The Department of Internal Affairs

Te Tari Taiwhenua | Department of Internal Affairs

Building a safe, prosperous and respected nation



 

Cell phone evidence a first


25 July 2014

Evidence gathered solely from a cell phone has been used for the first time to convict a Hastings man for possessing child sexual abuse pictures.

The 29-year-old orchard worker pleaded guilty to three charges of possession and one of making a copy of an objectionable publication. He was sentenced to 17 months in jail by Judge Bridget Mackintosh at the Napier District Court today (Friday).

Internal Affairs was tipped off by a web sites administrator that in July 2012 the man had placed an advertisement on a dating website seeking young girls for sexual contact.

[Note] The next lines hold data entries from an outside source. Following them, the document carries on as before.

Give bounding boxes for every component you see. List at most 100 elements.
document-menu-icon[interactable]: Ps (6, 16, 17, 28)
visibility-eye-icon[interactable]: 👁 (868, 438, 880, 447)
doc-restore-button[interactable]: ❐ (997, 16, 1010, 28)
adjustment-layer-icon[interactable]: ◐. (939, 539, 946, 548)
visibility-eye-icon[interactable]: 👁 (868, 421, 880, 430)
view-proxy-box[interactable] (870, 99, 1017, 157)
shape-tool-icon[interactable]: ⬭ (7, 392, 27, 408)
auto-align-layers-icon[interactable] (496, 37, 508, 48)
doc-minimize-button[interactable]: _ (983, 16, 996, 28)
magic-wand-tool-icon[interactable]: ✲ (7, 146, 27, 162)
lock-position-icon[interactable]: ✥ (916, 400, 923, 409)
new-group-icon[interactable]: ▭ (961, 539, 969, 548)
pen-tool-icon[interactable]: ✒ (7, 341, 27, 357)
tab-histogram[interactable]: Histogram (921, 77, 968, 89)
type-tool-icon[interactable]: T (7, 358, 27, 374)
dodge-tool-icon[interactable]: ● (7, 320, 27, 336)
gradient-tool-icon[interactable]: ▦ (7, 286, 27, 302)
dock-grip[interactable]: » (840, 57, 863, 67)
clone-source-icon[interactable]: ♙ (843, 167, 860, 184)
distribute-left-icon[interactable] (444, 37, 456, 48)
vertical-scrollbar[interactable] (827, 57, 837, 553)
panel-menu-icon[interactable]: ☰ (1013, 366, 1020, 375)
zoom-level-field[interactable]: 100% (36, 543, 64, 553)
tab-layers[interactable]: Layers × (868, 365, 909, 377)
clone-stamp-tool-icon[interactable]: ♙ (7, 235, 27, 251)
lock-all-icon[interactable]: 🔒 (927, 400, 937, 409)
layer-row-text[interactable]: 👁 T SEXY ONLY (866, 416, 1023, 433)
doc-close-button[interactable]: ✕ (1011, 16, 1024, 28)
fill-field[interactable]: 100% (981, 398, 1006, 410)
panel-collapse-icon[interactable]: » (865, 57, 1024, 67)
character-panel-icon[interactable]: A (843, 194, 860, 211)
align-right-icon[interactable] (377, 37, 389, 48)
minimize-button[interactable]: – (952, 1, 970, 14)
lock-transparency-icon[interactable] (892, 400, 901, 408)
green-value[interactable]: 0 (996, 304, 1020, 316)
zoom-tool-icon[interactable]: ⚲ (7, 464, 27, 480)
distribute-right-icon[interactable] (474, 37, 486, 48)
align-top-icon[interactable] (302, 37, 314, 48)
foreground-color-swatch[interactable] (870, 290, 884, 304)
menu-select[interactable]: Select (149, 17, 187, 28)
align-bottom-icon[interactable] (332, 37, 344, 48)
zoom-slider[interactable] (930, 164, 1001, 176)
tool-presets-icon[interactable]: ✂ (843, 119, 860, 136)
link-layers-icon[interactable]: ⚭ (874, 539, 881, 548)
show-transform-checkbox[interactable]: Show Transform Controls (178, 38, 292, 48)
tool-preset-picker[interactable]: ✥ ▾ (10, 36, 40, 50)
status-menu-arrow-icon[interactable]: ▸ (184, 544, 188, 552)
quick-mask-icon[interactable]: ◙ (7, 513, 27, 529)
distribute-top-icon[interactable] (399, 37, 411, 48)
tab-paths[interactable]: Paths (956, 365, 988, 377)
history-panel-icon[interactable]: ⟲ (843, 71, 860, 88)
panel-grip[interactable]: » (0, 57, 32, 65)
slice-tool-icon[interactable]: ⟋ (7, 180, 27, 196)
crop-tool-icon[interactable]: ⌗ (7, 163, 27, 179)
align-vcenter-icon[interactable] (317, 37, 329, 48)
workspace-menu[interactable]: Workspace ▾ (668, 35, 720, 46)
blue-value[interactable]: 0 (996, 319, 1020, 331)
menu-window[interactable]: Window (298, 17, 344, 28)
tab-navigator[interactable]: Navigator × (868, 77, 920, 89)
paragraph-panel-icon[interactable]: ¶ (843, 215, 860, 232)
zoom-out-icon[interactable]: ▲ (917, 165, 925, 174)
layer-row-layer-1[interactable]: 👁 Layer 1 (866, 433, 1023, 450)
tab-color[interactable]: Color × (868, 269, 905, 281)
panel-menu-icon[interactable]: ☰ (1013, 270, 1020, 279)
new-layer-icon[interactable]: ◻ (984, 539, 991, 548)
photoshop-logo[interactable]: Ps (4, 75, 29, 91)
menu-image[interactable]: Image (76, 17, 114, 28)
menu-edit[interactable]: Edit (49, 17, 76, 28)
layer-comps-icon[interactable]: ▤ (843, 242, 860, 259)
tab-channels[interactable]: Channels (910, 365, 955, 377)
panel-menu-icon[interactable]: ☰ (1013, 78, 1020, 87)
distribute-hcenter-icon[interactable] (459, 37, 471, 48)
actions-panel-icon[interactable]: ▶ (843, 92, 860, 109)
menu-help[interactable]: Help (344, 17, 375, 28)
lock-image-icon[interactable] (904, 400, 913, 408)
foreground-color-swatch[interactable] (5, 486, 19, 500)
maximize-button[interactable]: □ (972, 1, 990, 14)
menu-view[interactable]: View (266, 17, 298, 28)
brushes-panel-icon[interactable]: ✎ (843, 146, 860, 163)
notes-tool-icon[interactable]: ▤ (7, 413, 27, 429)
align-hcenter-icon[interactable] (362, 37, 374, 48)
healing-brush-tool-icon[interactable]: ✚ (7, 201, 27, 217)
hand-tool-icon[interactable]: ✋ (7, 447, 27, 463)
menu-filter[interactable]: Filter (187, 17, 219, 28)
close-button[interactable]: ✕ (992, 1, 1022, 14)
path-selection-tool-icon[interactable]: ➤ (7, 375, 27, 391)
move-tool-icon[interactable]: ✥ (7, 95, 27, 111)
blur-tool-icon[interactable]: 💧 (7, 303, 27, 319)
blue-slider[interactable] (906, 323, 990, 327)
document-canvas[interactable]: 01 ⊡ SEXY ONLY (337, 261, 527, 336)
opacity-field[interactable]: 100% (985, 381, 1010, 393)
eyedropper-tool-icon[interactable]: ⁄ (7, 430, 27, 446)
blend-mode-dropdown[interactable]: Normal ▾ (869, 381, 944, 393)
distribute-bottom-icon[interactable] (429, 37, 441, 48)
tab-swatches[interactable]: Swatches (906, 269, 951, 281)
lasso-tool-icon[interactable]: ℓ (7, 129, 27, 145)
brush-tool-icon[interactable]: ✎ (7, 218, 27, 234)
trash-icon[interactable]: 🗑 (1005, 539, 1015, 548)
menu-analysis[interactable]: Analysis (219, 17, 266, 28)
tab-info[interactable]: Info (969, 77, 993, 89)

The ad contained two images of young underage girls, partially naked in sexualised poses.

Community Safety Manager, Steve O’Brien said the man’s erratic employment and regularly switching of accommodation made him difficult to contact but inspectors eventually found him living in a caravan in an orchard on the Meeanee-Awatoto Road, Hawke’s Bay. His mobile phone contained 154 pictures of underage children, some of them objectionable images of girls in explicit sexual acts and poses.

Mr O’Brien said phone records were particularly useful in this case.

“It helps us enormously when telephone companies help us track online offenders,” he said. “Holding these people to account is a team effort often involving local or international agencies. And we have the expertise to gather the evidence, despite best efforts to conceal offending, and bring offenders before the court.”

The offender will face special conditions for six months on release from prison which include a ban on any consumption of alcohol or drugs and restrictions on his access to the internet.

Notes:

We strongly encourage the use of the phrase “online child sex abuse” and not “child or kiddie pornography,” because the word pornography:

  • downplays child sexual abuse. Most of the public is unaware of the seriousness of this type of offending which includes images of oral, vaginal and anal sex, sometimes bondage, bestiality and sexual torture.
  • indicates legitimacy and compliance on victim’s part, suggesting legality on abuser’s part. These are criminal acts and each act is a crime scene.
  • conjures up images of children posing in ‘provocative’ positions, rather than capturing horrific abuse and suffering. Victims suffer physical and emotional abuse with the impact often staying with them for life.